The Humur have attained a measure of fame outside the Sudan as the preparers of a remarkable ( non-alcoholic ) drink made from the liver and bone marrow of the giraffe, which they call umm nyolokh, and which they claim is intoxicating ( Arabic سكران sakran ), causing dreams and even waking hallucinations. If substantiated by chemical analyses of the drink in question, this claim would make the giraffe the first mammal to be discovered to contain a hallucinogen in its bodily tissues, and the Humrawi the first people to have discovered the existence of such a mammal.[3] Anthropologist Ian Cunnison, who accompanied the Humr on some of their giraffe-hunting expeditions in the late 1950s, notes that:

It is said that a person, once he has drunk umm nyolokh, will return to giraffe again and again. Humr, being Mahdists, are strict abstainers [ from alcohol ] and a Humrawi is never drunk ( sakran ) on liquor or beer. But he uses this word to describe the effects which umm nyolokh has upon him.[2]

Cunnison's remarkable account of an apparently psychoactive mammal found its way from a somewhat obscure scientific paper into more mainstream literature through a conversation between Dr. Wendy James of the Institute of Social and Cultural Anthropology at the University of Oxford and specialist on the use of hallucinogens and intoxicants in society Richard Rudgley, who considered its implications in his popular work The Encyclopedia of Psychoactive Substances. Rudgley hypothesises that the presence of the hallucinogenic compound DMT might account for the putative intoxicating properties of umm nyolokh.[3]

Cunnison himself, on the other hand, had found it hard fully to believe in the literal truth of the Humr's assertion that their drink was intoxicating:

I can only assume that there is no intoxicating substance in the drink and that the effect it produces is simply a matter of convention, although it may be brought about subconsciously.[2]

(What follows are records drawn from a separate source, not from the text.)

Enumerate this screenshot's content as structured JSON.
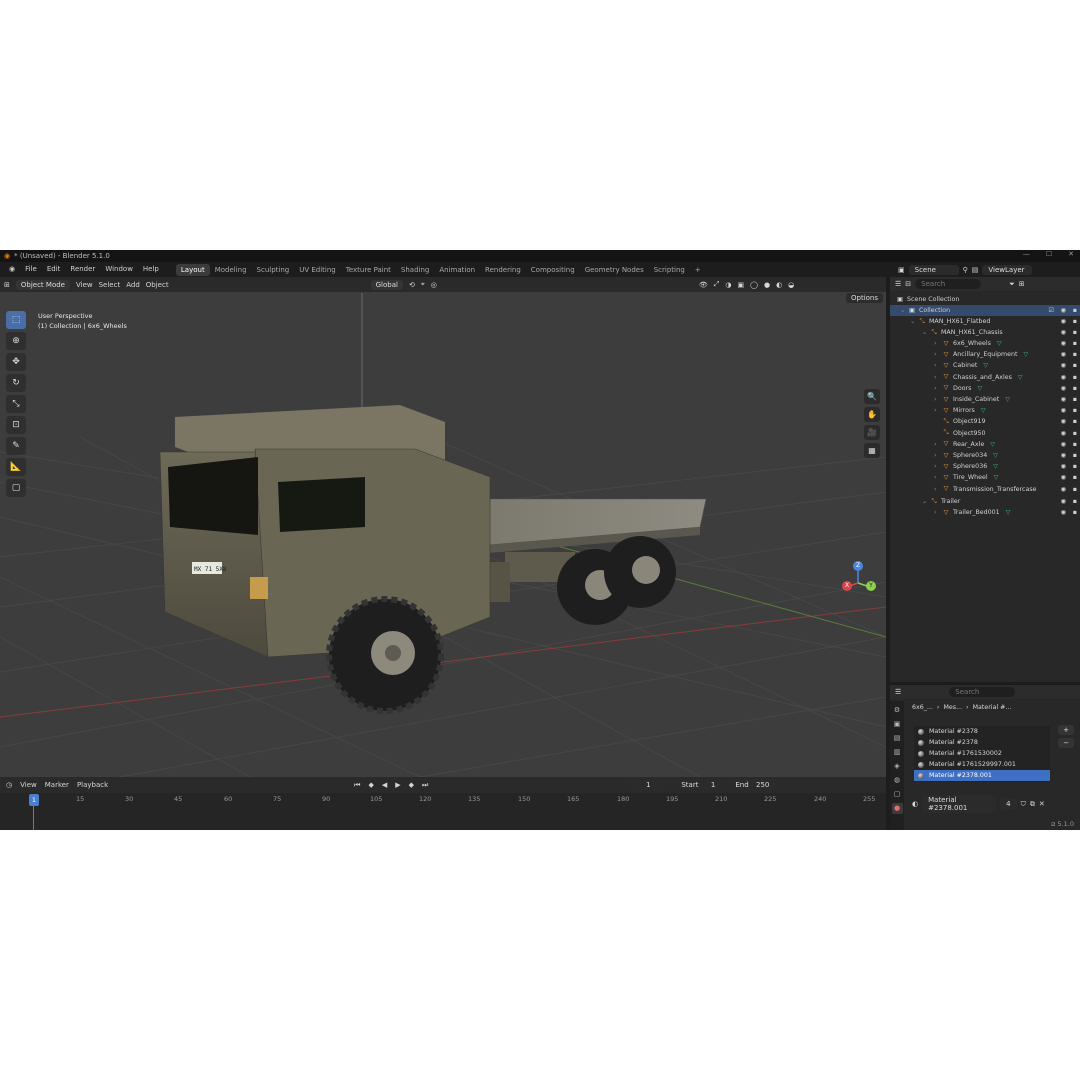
{
  "window": {
    "title": "* (Unsaved) - Blender 5.1.0"
  },
  "menu": {
    "file": "File",
    "edit": "Edit",
    "render": "Render",
    "window": "Window",
    "help": "Help"
  },
  "workspaces": [
    "Layout",
    "Modeling",
    "Sculpting",
    "UV Editing",
    "Texture Paint",
    "Shading",
    "Animation",
    "Rendering",
    "Compositing",
    "Geometry Nodes",
    "Scripting"
  ],
  "scene": {
    "scene_label": "Scene",
    "view_layer_label": "ViewLayer"
  },
  "viewport": {
    "mode": "Object Mode",
    "menus": {
      "view": "View",
      "select": "Select",
      "add": "Add",
      "object": "Object"
    },
    "orientation": "Global",
    "options": "Options",
    "info_line1": "User Perspective",
    "info_line2": "(1) Collection | 6x6_Wheels",
    "plate": "MX 71 5X8",
    "gizmo": {
      "x": "X",
      "y": "Y",
      "z": "Z"
    }
  },
  "timeline": {
    "menus": {
      "view": "View",
      "marker": "Marker",
      "playback": "Playback"
    },
    "current_frame": "1",
    "start_label": "Start",
    "start": "1",
    "end_label": "End",
    "end": "250",
    "ruler": [
      "15",
      "30",
      "45",
      "60",
      "75",
      "90",
      "105",
      "120",
      "135",
      "150",
      "165",
      "180",
      "195",
      "210",
      "225",
      "240",
      "255"
    ],
    "playhead": "1"
  },
  "outliner": {
    "search_placeholder": "Search",
    "scene_collection": "Scene Collection",
    "collection": "Collection",
    "flatbed": "MAN_HX61_Flatbed",
    "chassis": "MAN_HX61_Chassis",
    "children": [
      {
        "name": "6x6_Wheels",
        "mod": true,
        "selected": true
      },
      {
        "name": "Ancillary_Equipment",
        "mod": true
      },
      {
        "name": "Cabinet",
        "mod": true
      },
      {
        "name": "Chassis_and_Axles",
        "mod": true
      },
      {
        "name": "Doors",
        "mod": true
      },
      {
        "name": "Inside_Cabinet",
        "mod": true
      },
      {
        "name": "Mirrors",
        "mod": true
      },
      {
        "name": "Object919",
        "mod": false,
        "empty": true
      },
      {
        "name": "Object950",
        "mod": false,
        "empty": true
      },
      {
        "name": "Rear_Axle",
        "mod": true
      },
      {
        "name": "Sphere034",
        "mod": true
      },
      {
        "name": "Sphere036",
        "mod": true
      },
      {
        "name": "Tire_Wheel",
        "mod": true
      },
      {
        "name": "Transmission_Transfercase",
        "mod": false
      }
    ],
    "trailer": "Trailer",
    "trailer_bed": "Trailer_Bed001"
  },
  "properties": {
    "search_placeholder": "Search",
    "breadcrumb": {
      "object": "6x6_...",
      "mesh": "Mes...",
      "material": "Material #..."
    },
    "materials": [
      {
        "name": "Material #2378"
      },
      {
        "name": "Material #2378"
      },
      {
        "name": "Material #1761530002"
      },
      {
        "name": "Material #1761529997.001"
      },
      {
        "name": "Material #2378.001",
        "selected": true
      }
    ],
    "active_material": "Material #2378.001",
    "users": "4"
  },
  "status": {
    "version": "5.1.0"
  },
  "colors": {
    "accent": "#4a7fd0",
    "x_axis": "#d9434e",
    "y_axis": "#8bd14a",
    "z_axis": "#4a86e0",
    "selection": "#344b6e",
    "outliner_mesh": "#e9953a",
    "modifier": "#35c275"
  }
}
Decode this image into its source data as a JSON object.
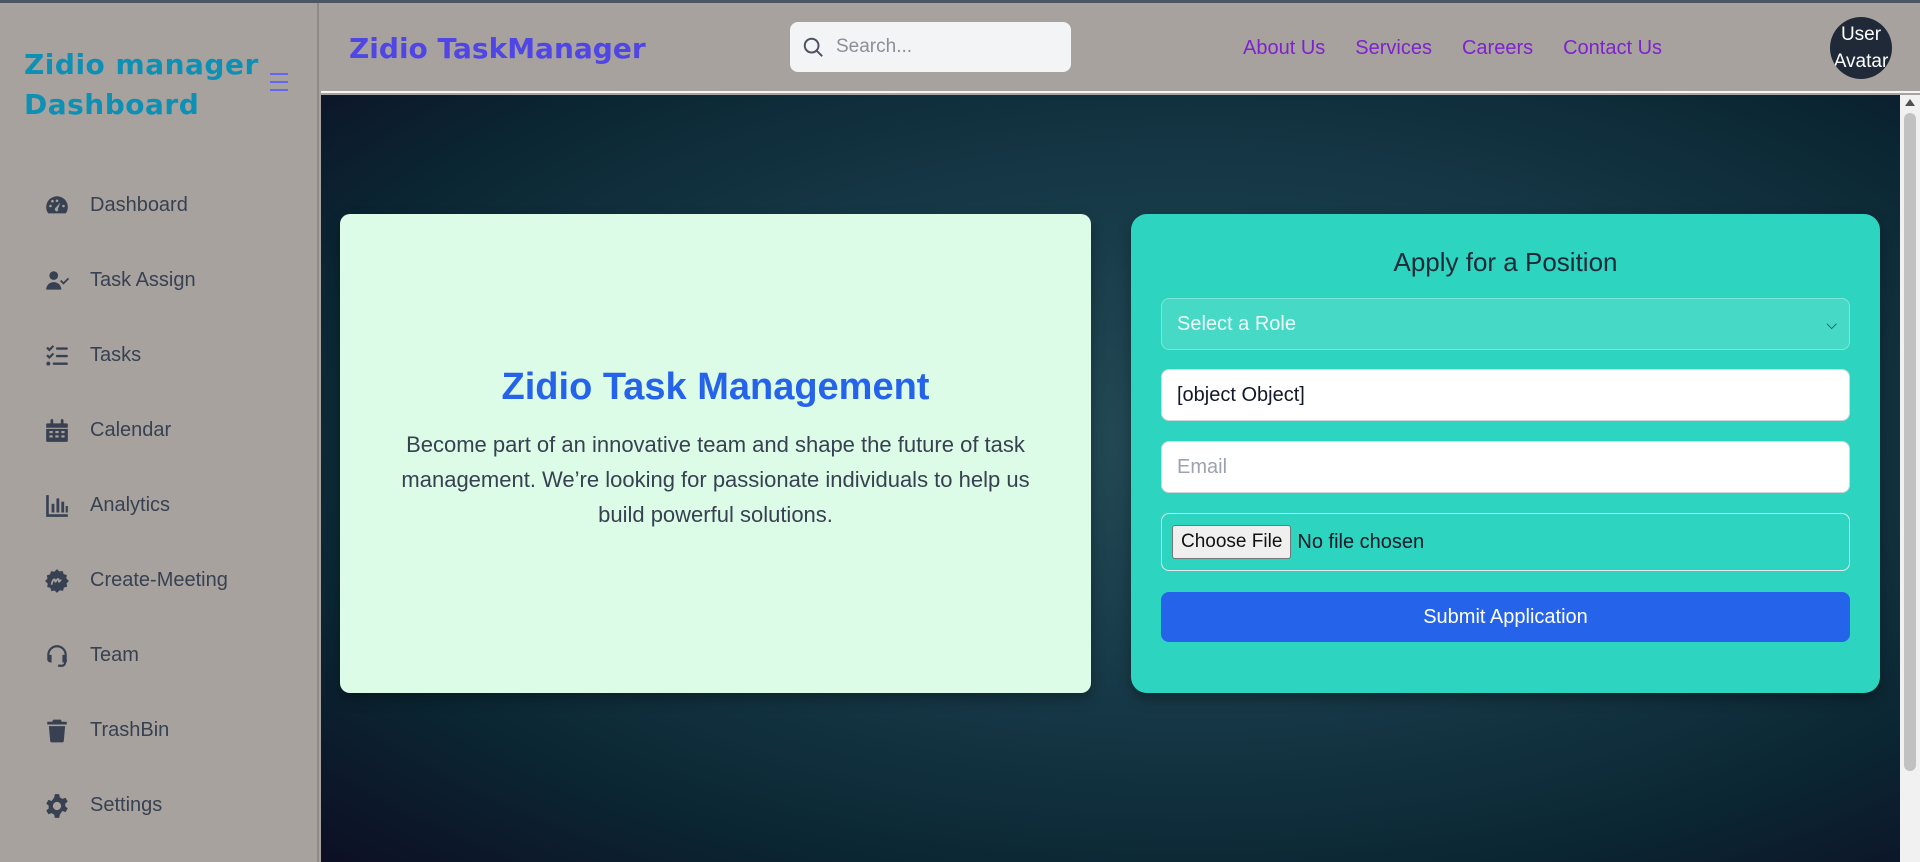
{
  "sidebar": {
    "brand": "Zidio manager Dashboard",
    "menu_icon": "hamburger-icon",
    "items": [
      {
        "label": "Dashboard",
        "icon": "gauge-icon"
      },
      {
        "label": "Task Assign",
        "icon": "user-check-icon"
      },
      {
        "label": "Tasks",
        "icon": "list-check-icon"
      },
      {
        "label": "Calendar",
        "icon": "calendar-icon"
      },
      {
        "label": "Analytics",
        "icon": "bar-chart-icon"
      },
      {
        "label": "Create-Meeting",
        "icon": "meeting-icon"
      },
      {
        "label": "Team",
        "icon": "headset-icon"
      },
      {
        "label": "TrashBin",
        "icon": "trash-icon"
      },
      {
        "label": "Settings",
        "icon": "gear-icon"
      }
    ]
  },
  "header": {
    "title": "Zidio TaskManager",
    "search_placeholder": "Search...",
    "links": [
      "About Us",
      "Services",
      "Careers",
      "Contact Us"
    ],
    "avatar_alt": "User Avatar"
  },
  "hero": {
    "title": "Zidio Task Management",
    "description": "Become part of an innovative team and shape the future of task management. We’re looking for passionate individuals to help us build powerful solutions."
  },
  "application_form": {
    "title": "Apply for a Position",
    "role_select": "Select a Role",
    "name_value": "[object Object]",
    "email_placeholder": "Email",
    "file_button": "Choose File",
    "file_status": "No file chosen",
    "submit_label": "Submit Application"
  },
  "colors": {
    "brand": "#0e8fb4",
    "header_title": "#4f46e5",
    "links": "#7e22ce",
    "hero_title": "#2563eb",
    "form_bg": "#2dd4bf",
    "hero_bg": "#dcfce7",
    "submit": "#2563eb"
  }
}
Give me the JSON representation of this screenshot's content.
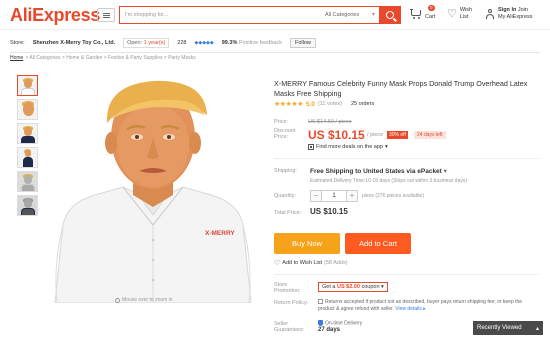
{
  "header": {
    "logo_ali": "Ali",
    "logo_express": "Express",
    "search_placeholder": "I'm shopping for...",
    "category": "All Categories",
    "cart_label": "Cart",
    "cart_count": "0",
    "wish_line1": "Wish",
    "wish_line2": "List",
    "signin_line1": "Sign In",
    "signin_join": "Join",
    "signin_line2": "My AliExpress"
  },
  "store": {
    "label": "Store:",
    "name": "Shenzhen X-Merry Toy Co., Ltd.",
    "open_prefix": "Open:",
    "open_years": "1 year(s)",
    "score": "228",
    "diamonds": "◆◆◆◆◆",
    "feedback_pct": "99.3%",
    "feedback_label": "Positive feedback",
    "follow": "Follow"
  },
  "breadcrumb": {
    "home": "Home",
    "path": "> All Categories > Home & Garden > Festive & Party Supplies > Party Masks"
  },
  "product": {
    "title": "X-MERRY Famous Celebrity Funny Mask Props Donald Trump Overhead Latex Masks Free Shipping",
    "stars": "★★★★★",
    "rating": "5.0",
    "votes": "(11 votes)",
    "orders": "25 orders",
    "price_label": "Price:",
    "old_price": "US $14.50 / piece",
    "discount_label_1": "Discount",
    "discount_label_2": "Price:",
    "price": "US $10.15",
    "per_piece": "/ piece",
    "off_tag": "30% off",
    "time_left": "24 days left",
    "app_deal": "Find more deals on the app",
    "shipping_label": "Shipping:",
    "shipping_main": "Free Shipping to United States via ePacket",
    "shipping_sub": "Estimated Delivery Time:10-15 days (Ships out within 3 business days)",
    "quantity_label": "Quantity:",
    "quantity_value": "1",
    "quantity_avail": "piece (276 pieces available)",
    "total_label": "Total Price:",
    "total": "US $10.15",
    "buy_now": "Buy Now",
    "add_to_cart": "Add to Cart",
    "wish": "Add to Wish List",
    "wish_count": "(58 Adds)",
    "zoom_hint": "Mouse over to zoom in",
    "shirt_brand": "X-MERRY"
  },
  "promo": {
    "label_1": "Store",
    "label_2": "Promotion:",
    "coupon_prefix": "Get a",
    "coupon_amount": "US $2.00",
    "coupon_suffix": "coupon"
  },
  "returns": {
    "label": "Return Policy:",
    "text": "Returns accepted if product not as described, buyer pays return shipping fee; or keep the product & agree refund with seller.",
    "link": "View details"
  },
  "guarantee": {
    "label_1": "Seller",
    "label_2": "Guarantees:",
    "line1": "On-time Delivery",
    "line2": "27 days"
  },
  "recently_viewed": "Recently Viewed"
}
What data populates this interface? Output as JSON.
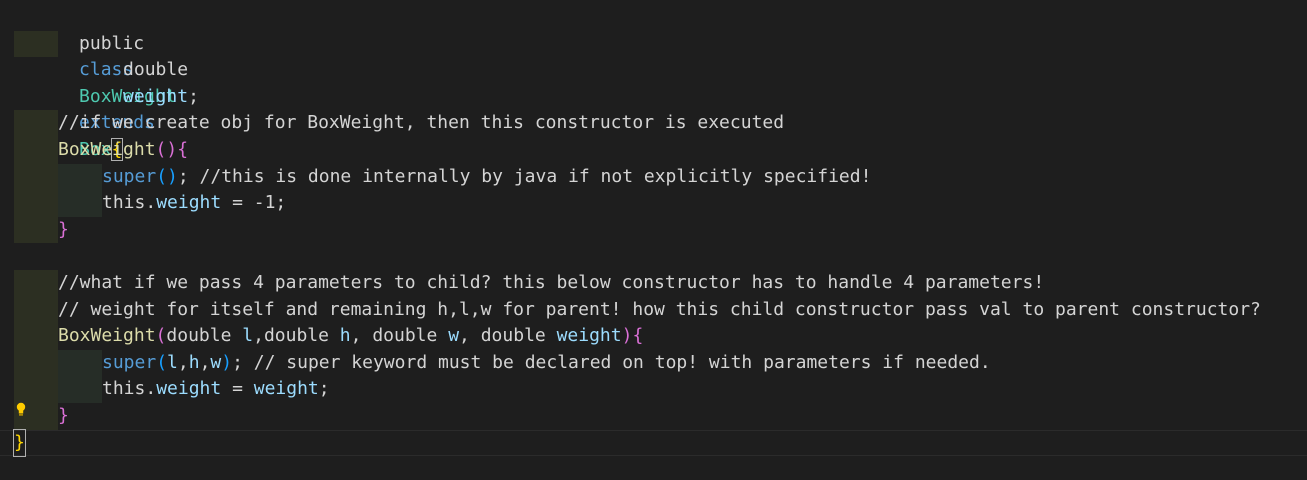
{
  "editor": {
    "lines": {
      "l0": {
        "kw1": "public",
        "kw2": "class",
        "cls": "BoxWeight",
        "kw3": "extends",
        "parent": "Box",
        "brace": "{"
      },
      "l1": {
        "type": "double",
        "name": "weight",
        "end": ";"
      },
      "l2": {},
      "l3": {},
      "l4": {
        "comment": "//if we create obj for BoxWeight, then this constructor is executed"
      },
      "l5": {
        "ctor": "BoxWeight",
        "paren": "()",
        "brace": "{"
      },
      "l6": {
        "super": "super",
        "paren": "()",
        "rest": "; //this is done internally by java if not explicitly specified!"
      },
      "l7": {
        "this": "this",
        "dot": ".",
        "field": "weight",
        "rest": " = -1;"
      },
      "l8": {
        "brace": "}"
      },
      "l9": {},
      "l10": {
        "comment": "//what if we pass 4 parameters to child? this below constructor has to handle 4 parameters!"
      },
      "l11": {
        "comment": "// weight for itself and remaining h,l,w for parent! how this child constructor pass val to parent constructor?"
      },
      "l12": {
        "ctor": "BoxWeight",
        "open": "(",
        "t1": "double ",
        "a1": "l",
        "c1": ",",
        "t2": "double ",
        "a2": "h",
        "c2": ", ",
        "t3": "double ",
        "a3": "w",
        "c3": ", ",
        "t4": "double ",
        "a4": "weight",
        "close": ")",
        "brace": "{"
      },
      "l13": {
        "super": "super",
        "open": "(",
        "a1": "l",
        "c1": ",",
        "a2": "h",
        "c2": ",",
        "a3": "w",
        "close": ")",
        "rest": "; // super keyword must be declared on top! with parameters if needed."
      },
      "l14": {
        "this": "this",
        "dot": ".",
        "field": "weight",
        "eq": " = ",
        "val": "weight",
        "end": ";"
      },
      "l15": {
        "brace": "}"
      },
      "l16": {
        "brace": "}"
      }
    }
  },
  "colors": {
    "background": "#1e1e1e",
    "keyword": "#569cd6",
    "type": "#4ec9b0",
    "function": "#dcdcaa",
    "variable": "#9cdcfe",
    "control": "#c586c0",
    "bracket_gold": "#ffd700",
    "bracket_pink": "#da70d6",
    "bracket_blue": "#179fff"
  },
  "icons": {
    "lightbulb": "lightbulb-icon"
  }
}
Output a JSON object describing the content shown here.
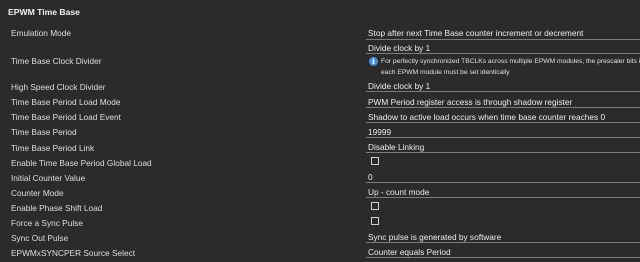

The study of entheogens in general - including entheogens of animal origin ( e.g. hallucinogenic fish and toad venom ) - has, however made considerable progress in the sixty-odd years since Cunnison's report and the idea that some intoxicating principle might reside in giraffe liver no longer seems as far-fetched as it did in Cunnison's day, although conclusive proof ( or disproof ) will have to await detailed analyses of the animal organ in question and the drink prepared from it.[3]

ReferencesEdit

  1. ^ Cunnison, Ian 1966, Baggara Arabs, Power and the lineage in a Sudanese Nomad Tribe, Clarendon Press.
  2. ^ a b c Cunnison, Ian 1958 Giraffe Hunting among the Humr Tribe, SNR 39, pps. 49-60.
  3. ^ a b c Rudgley, Richard The Encyclopedia of Psychoactive Substances , pub. Abacus 1998 ISBN 0 349 11127 8 pps. 20-21.